2. Active-Active Redundancy
What it is: In this model, all components are active and are handling a share of the workload simultaneously.
- Analogy: A team of rowers in a boat. If one rower stops, the others can continue rowing to keep the boat moving, albeit at a slightly slower pace.
Example: A pool of application servers behind a load balancer. All servers are actively handling requests. If one server fails, the load balancer simply stops sending traffic to it, and the remaining servers absorb the load.
Pros:
- Resource Efficiency: All components are actively contributing, so you get the full value of your resources.
- Instantaneous Failover: There is no "failover" event in the traditional sense. The system gracefully degrades as failures occur, without any single failure causing a complete outage.
- Scalability: This model is inherently scalable.
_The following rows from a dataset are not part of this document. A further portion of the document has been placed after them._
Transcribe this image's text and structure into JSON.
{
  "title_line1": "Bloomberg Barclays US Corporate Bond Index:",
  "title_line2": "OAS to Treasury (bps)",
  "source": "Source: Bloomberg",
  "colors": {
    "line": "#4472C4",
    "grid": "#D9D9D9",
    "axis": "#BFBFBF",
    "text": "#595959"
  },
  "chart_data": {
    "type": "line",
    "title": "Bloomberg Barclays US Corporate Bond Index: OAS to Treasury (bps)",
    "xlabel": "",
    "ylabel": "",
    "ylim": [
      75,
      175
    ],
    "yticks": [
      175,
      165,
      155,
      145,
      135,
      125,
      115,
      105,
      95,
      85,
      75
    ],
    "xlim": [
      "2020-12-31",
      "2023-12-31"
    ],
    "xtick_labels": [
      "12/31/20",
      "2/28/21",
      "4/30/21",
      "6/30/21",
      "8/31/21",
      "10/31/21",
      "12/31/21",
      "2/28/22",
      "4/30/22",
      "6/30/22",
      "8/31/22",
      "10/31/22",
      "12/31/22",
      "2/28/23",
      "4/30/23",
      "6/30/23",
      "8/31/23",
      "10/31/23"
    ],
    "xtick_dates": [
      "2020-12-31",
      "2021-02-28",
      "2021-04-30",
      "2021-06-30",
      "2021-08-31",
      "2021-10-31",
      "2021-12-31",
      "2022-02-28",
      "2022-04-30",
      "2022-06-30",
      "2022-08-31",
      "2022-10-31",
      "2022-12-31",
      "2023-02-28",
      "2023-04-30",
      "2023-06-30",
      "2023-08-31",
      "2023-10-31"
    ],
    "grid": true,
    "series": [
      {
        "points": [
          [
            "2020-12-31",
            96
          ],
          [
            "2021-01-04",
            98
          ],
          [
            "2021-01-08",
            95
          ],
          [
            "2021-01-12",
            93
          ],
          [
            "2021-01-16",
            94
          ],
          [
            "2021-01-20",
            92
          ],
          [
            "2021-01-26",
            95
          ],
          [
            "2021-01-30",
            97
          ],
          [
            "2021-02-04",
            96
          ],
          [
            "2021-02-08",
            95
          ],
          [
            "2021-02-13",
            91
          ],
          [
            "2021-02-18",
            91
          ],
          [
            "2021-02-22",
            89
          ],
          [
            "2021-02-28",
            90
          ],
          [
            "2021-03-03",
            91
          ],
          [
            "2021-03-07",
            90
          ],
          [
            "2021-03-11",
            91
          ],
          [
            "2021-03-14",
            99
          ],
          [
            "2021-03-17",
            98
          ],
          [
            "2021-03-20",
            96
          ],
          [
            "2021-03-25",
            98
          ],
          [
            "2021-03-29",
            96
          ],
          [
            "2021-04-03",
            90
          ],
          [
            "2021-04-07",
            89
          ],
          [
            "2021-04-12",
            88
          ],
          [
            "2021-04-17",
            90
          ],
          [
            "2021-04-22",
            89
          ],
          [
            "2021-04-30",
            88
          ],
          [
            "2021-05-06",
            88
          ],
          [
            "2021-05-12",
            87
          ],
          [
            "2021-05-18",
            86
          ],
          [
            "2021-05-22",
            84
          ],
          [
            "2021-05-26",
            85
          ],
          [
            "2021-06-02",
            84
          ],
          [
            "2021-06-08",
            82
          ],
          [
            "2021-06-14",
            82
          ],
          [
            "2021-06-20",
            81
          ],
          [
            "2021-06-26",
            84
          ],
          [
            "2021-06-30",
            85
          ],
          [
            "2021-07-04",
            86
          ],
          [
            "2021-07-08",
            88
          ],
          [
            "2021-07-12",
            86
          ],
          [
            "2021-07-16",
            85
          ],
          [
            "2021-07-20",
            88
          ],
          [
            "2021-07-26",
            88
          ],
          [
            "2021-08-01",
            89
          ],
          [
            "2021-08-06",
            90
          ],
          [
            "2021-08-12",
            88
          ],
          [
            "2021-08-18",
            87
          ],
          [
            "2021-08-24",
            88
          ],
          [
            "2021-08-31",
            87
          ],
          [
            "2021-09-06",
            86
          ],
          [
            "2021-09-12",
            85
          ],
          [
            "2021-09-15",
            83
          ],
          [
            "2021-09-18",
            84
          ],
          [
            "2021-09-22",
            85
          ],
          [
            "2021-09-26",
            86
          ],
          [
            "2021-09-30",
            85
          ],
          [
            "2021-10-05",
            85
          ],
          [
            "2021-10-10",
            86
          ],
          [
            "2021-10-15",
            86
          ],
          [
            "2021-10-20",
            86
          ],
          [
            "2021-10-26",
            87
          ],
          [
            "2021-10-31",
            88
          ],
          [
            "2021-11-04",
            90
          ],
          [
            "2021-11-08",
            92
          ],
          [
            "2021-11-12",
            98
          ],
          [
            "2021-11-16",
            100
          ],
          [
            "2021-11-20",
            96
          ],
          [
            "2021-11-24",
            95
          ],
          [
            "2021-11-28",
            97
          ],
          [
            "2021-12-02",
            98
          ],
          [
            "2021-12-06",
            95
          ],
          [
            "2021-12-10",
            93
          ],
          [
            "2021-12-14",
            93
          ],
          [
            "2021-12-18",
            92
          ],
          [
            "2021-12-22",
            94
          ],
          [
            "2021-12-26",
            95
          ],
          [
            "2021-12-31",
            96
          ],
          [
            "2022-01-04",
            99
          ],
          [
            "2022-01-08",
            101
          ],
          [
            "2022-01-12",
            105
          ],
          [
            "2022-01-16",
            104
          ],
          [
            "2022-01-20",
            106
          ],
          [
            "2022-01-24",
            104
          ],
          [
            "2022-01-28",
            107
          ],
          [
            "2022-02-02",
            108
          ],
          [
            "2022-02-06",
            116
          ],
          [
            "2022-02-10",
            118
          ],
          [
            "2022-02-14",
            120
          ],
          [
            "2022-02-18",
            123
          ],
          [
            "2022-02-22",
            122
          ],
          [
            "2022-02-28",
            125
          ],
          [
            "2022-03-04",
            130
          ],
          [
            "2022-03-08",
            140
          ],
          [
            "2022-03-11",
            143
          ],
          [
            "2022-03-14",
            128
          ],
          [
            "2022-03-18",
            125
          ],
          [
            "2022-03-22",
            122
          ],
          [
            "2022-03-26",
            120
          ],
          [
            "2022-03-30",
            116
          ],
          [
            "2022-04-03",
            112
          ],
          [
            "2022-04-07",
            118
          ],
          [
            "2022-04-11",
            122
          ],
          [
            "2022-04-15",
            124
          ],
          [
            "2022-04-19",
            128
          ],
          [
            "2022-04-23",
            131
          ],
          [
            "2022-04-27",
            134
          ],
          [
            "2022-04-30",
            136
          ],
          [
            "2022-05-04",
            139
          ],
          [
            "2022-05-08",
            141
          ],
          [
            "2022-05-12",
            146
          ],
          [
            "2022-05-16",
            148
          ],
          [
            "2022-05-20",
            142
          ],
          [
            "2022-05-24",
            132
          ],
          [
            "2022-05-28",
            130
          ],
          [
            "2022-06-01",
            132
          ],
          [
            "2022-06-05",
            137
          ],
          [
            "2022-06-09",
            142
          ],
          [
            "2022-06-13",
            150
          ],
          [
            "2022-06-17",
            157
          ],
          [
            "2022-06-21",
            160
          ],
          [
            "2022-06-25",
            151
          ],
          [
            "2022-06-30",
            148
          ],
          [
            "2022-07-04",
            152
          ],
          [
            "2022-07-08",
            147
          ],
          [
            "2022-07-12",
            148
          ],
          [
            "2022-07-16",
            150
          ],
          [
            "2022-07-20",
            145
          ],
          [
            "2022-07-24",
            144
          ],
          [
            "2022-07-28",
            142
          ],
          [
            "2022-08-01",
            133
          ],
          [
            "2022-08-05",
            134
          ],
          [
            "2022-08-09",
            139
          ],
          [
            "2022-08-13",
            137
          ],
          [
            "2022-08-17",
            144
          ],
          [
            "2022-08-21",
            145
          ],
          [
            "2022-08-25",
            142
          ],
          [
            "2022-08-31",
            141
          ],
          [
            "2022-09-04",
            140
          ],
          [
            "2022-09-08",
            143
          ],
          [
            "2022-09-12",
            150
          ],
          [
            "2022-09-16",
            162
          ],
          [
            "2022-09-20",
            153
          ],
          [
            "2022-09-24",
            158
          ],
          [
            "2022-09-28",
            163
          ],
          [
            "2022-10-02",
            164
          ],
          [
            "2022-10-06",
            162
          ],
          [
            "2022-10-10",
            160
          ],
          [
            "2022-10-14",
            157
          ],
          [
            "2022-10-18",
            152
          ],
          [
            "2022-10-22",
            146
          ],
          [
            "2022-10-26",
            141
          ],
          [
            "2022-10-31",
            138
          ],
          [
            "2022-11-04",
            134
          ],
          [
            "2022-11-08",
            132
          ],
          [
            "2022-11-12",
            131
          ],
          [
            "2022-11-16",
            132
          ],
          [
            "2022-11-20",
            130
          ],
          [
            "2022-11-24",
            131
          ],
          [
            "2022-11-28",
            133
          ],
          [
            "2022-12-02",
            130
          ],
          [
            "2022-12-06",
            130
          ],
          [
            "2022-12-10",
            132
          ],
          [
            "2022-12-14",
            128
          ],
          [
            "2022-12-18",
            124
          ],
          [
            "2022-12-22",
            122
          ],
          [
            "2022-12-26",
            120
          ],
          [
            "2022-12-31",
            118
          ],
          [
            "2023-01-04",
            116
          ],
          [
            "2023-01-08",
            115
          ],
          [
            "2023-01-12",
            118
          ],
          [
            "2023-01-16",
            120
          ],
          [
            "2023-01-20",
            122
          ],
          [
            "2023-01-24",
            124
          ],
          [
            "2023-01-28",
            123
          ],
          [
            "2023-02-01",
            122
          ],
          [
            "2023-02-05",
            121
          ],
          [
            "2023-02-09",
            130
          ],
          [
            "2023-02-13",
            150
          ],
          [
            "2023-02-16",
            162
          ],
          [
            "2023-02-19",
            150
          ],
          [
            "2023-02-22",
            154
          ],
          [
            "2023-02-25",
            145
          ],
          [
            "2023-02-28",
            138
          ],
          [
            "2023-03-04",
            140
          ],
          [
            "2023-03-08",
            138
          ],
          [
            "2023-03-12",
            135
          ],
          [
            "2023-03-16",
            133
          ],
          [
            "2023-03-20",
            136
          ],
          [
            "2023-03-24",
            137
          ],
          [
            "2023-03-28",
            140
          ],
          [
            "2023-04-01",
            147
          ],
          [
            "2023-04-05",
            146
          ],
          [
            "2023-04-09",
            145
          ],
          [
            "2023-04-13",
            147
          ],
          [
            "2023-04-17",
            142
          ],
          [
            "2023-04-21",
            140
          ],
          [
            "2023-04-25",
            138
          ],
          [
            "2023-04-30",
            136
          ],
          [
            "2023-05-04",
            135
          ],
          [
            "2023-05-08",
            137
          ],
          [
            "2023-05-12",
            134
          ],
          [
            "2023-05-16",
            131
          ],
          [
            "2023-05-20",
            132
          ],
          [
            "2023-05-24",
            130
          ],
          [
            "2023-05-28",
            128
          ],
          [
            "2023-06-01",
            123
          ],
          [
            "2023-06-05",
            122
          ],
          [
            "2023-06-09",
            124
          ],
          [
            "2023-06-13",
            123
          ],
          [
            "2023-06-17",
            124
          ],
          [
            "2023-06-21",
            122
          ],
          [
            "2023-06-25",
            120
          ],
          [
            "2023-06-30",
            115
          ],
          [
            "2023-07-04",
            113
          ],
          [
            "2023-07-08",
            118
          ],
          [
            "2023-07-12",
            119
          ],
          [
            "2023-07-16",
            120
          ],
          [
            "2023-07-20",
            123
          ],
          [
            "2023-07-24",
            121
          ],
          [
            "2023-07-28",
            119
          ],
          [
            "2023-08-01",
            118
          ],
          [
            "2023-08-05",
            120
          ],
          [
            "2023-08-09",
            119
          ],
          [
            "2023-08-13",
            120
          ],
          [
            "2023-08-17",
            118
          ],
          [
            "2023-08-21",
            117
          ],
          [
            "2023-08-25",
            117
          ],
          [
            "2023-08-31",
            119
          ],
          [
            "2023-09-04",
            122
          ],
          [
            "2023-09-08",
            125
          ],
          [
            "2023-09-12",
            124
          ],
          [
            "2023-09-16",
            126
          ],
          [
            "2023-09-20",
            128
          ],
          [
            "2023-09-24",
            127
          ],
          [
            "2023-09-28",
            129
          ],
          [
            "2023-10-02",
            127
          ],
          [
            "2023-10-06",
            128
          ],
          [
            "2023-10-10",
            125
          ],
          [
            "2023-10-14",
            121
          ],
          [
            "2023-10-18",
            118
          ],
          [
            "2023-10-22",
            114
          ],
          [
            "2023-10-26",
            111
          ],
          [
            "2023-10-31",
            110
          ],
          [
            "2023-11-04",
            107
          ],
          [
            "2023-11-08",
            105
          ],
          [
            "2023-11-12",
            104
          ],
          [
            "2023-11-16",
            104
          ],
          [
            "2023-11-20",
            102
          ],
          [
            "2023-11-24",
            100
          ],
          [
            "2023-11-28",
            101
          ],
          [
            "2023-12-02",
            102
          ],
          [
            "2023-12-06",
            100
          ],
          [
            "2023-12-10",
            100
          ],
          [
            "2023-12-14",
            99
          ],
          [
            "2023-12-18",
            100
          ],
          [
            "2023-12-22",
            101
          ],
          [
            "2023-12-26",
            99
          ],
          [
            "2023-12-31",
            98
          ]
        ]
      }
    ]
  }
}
You can add more active components to handle more load.
Cons:
- Increased Complexity: This is a distributed system, which comes with all the associated challenges of load balancing, data consistency, and service discovery.
Designing for Availability Across the Stack
High availability is not just about one component; it's about building redundancy into every layer of your system.
Datacenter Redundancy
A single datacenter is a single point of failure. A power outage, network failure, or natural disaster could take your entire application offline.
To achieve very high availability, you must run your application in multiple datacenters or availability zones (AZs). An AZ is one or more discrete data centers with redundant power, networking, and connectivity in a region.
- Multi-AZ Deployment: You run active-active or active-passive replicas of your services across multiple AZs within the same geographic region. This protects you from the failure of a single datacenter. If one AZ goes down, you can continue to serve traffic from the other(s). This is a standard practice for most cloud-based applications.
- Multi-Region Deployment: For even higher availability and disaster recovery, you can replicate your system across multiple geographic regions (e.g., US East and US West). This protects you from large-scale regional disasters. It also has the added benefit of reducing latency for users by serving them from their nearest region.
Database Redundancy
As discussed in the Database Replication chapter, you should never run a single database instance.
- Use Leader-Follower replication with automatic failover to a follower if the leader fails.
- For even higher availability, consider a Multi-Leader or Leaderless architecture, especially in a multi-region setup.
Application Server Redundancy
Your application servers should be stateless and run in an active-active configuration behind a load balancer. This makes them resilient to individual server failures.
In a system design interview, you should always be thinking about redundancy. When you introduce a component into your design (a load balancer, a database, a cache), you should immediately ask yourself: "What happens if this component fails?" The answer should always be to have a redundant, standby component ready to take over. This demonstrates that you are designing for resilience and high availability.